Carrots and Beets, Tomatoes
Carrots and Beets, Tomatoes

Here are a couple north beds.  The closest bed gave us some greens, radishes, spinach and turnips, and now carrots and the last of the beet planting. The 18 tomato plants in this bed are doing well.

Eggplant, Cukes and Squash, Leeks
Eggplant, Cukes and Squash, Leeks

The old asparagus bed is on the left, then a bed of eggplant, and a bed of leeks behind. The trellis has cukes on the left and climbing squash on the right, with tomatillos at the end.  Behind this are Russian Comfrey, the weeds and trees.

Tomatillos
Tomatillos

I always planted tomatillos with the tomatoes using the same trellising approach.  They were always a pain to control.  This year I’ve woven the plants into the concrete mesh wire that I use as a trellis material for the squash and cukes. I’m sure I’ll be much happier with this approach.

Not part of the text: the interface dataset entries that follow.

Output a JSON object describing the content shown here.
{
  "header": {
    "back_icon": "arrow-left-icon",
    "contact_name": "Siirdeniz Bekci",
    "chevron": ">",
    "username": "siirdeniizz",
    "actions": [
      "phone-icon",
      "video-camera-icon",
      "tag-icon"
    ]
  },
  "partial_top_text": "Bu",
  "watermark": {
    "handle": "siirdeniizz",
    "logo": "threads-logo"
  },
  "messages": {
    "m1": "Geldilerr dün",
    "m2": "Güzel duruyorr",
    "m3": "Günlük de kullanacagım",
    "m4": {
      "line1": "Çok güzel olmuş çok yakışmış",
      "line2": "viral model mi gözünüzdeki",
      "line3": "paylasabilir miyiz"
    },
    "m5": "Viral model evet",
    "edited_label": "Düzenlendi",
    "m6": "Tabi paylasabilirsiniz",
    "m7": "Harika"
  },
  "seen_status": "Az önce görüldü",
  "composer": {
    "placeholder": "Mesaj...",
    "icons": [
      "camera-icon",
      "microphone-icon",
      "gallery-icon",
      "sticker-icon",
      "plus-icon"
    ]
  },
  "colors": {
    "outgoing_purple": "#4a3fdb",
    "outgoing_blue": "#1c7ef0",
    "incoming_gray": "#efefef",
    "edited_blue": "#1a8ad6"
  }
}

Blackberries, Raspberries, Strawberries
Blackberries, Raspberries, Strawberries

The two beds of strawberries produced well. The bed on the right has blackberry plants in front and raspberries behind. Both are just starting to have ripe fruit. This bed will stay in place for several years before I move it to a new location.

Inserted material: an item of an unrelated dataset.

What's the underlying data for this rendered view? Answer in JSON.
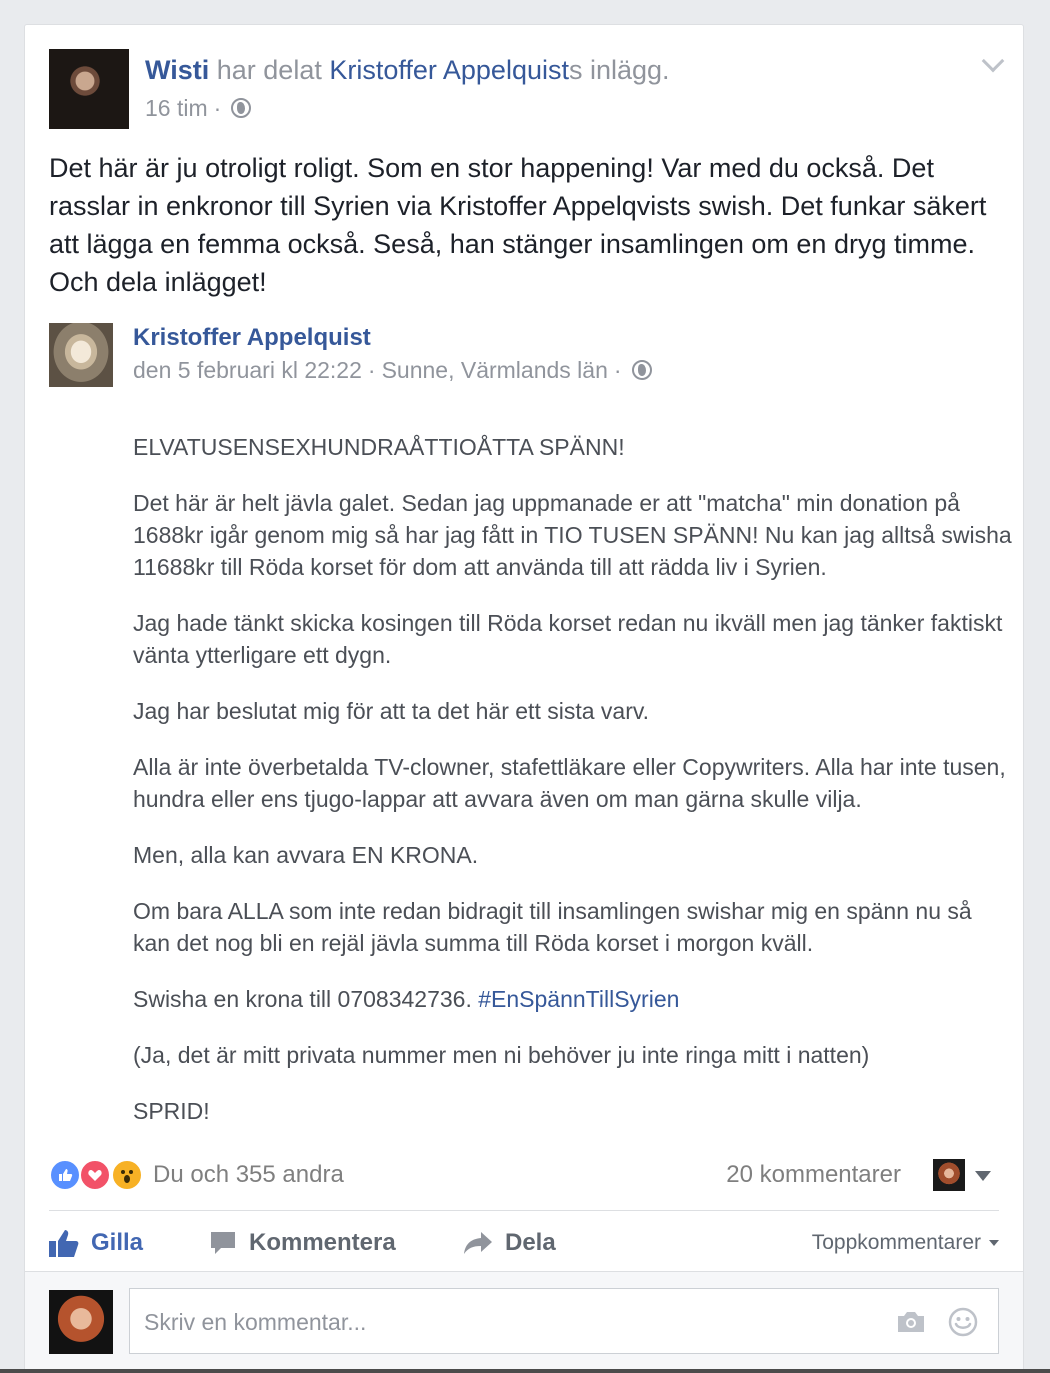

Sweet Potatoes, Herbs, Squashes
Sweet Potatoes, Herbs, Squashes

Sweet Potatoes on the left.  I cover them with fabric at night, just in case deer show up. The center messy bed are herbs, with oregano in front.  The oregano is going to get flattened by the big squash vines coming in from the right, but it’s tough and will live through the incursion well.  It’s always a challenge trying to figure out how to trail the large squash vines.

Fenced Peas
Fenced Peas

The trellised peas are just about spent.  We had to wrap them nightly with some cheap plastic fencing to protect them from deer which did some early damage, but have not been a problem since we started fencing and spraying a deer repellent around the entire garden area. That seems to be working. We’ve got two small stands of corn that are setting ears now, and pepper plants here and there throughout the garden.

Potatoes
Potatoes

I’m continuing with my approach to potatoes that I started a few years ago:  dig a couple trenches in the bed, plant the potatoes at the bottom of the trenches, rake up the soil left over from the trenches and bed around the potatoes to hill them up.

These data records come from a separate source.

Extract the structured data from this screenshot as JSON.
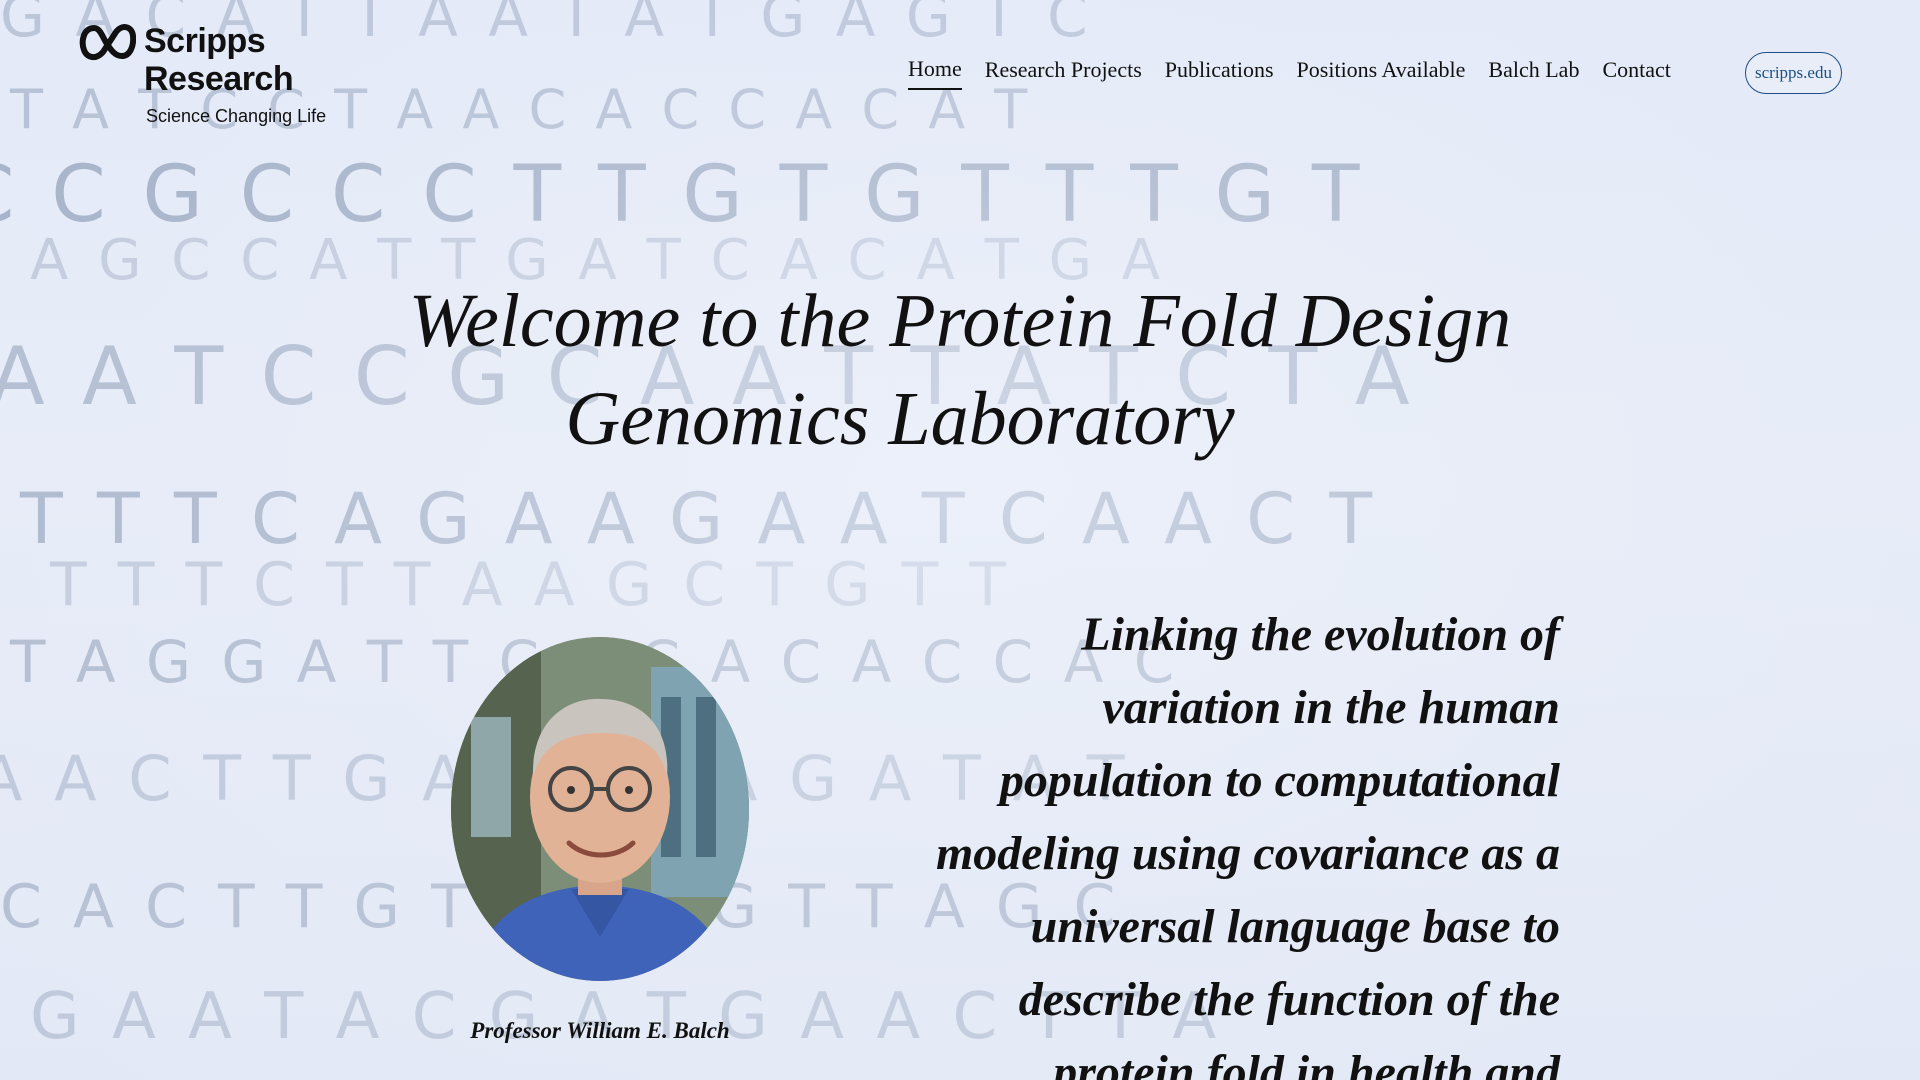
{
  "logo": {
    "line1": "Scripps",
    "line2": "Research",
    "tagline": "Science Changing Life",
    "icon": "infinity-logo-icon"
  },
  "nav": {
    "items": [
      {
        "label": "Home",
        "active": true
      },
      {
        "label": "Research Projects",
        "active": false
      },
      {
        "label": "Publications",
        "active": false
      },
      {
        "label": "Positions Available",
        "active": false
      },
      {
        "label": "Balch Lab",
        "active": false
      },
      {
        "label": "Contact",
        "active": false
      }
    ],
    "external_link": "scripps.edu"
  },
  "hero": {
    "title_line1": "Welcome to the Protein Fold Design",
    "title_line2": "Genomics Laboratory"
  },
  "profile": {
    "caption": "Professor William E. Balch"
  },
  "tagline": {
    "lines": [
      "Linking the evolution of",
      "variation in the human",
      "population to computational",
      "modeling using covariance as a",
      "universal language base to",
      "describe the function of the",
      "protein fold in health and"
    ]
  },
  "background": {
    "rows": [
      "G  A  C  A  T  T  A  A  T  A  T  G  A  G  T  C",
      "T  A  T  C  C  T  A  A  C  A  C  C  A  C  A  T",
      "C  C  G  C  C  C  T  T  G  T  G  T  T  T  G  T",
      "A  G  C  C  A  T  T  G  A  T  C  A  C  A  T  G  A",
      "A  A  T  C  C  G  C  A  A  T  T  A  T  C  T  A",
      "T  T  T  C  A  G  A  A  G  A  A  T  C  A  A  C  T",
      "T  T  T  C  T  T  A  A  G  C  T  G  T  T",
      "T  A  G  G  A  T  T  C  A  C  A  C  A  C  C  A  C",
      "A  A  C  T  T  G  A  C  T  A  A  G  A  T  A  T",
      "C  A  C  T  T  G  T  A  A  T  G  T  T  A  G  C",
      "G  A  A  T  A  C  G  A  T  G  A  A  C  T  T  A"
    ],
    "text_color": "#5f7394",
    "base_color": "#e3e9f7"
  },
  "colors": {
    "text": "#111111",
    "pill_border": "#1b4f86"
  }
}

Was Garlic, Now Green Beans
Was Garlic, Now Green Beans

This bed had garlic.  As soon as it was harvested, I leveled the bed and planted green beans. This works great.

Tomatoes
Tomatoes

This year I used wider spacing on my tomatoes, just two across instead of three.  That forced me to add another bed of tomatoes, but we love ’em. I’m using a fungicide called Monterrey Complete Disease Control which has, so far, checked the leaf blight that had been a pain for me for the last few years.

Potatoes, Peppers, Tomatoes, Corn
Potatoes, Peppers, Tomatoes, Corn

We’ve already eaten lots from this year’s garden and I can tell we are going to have a bountiful harvest from here until it freezes.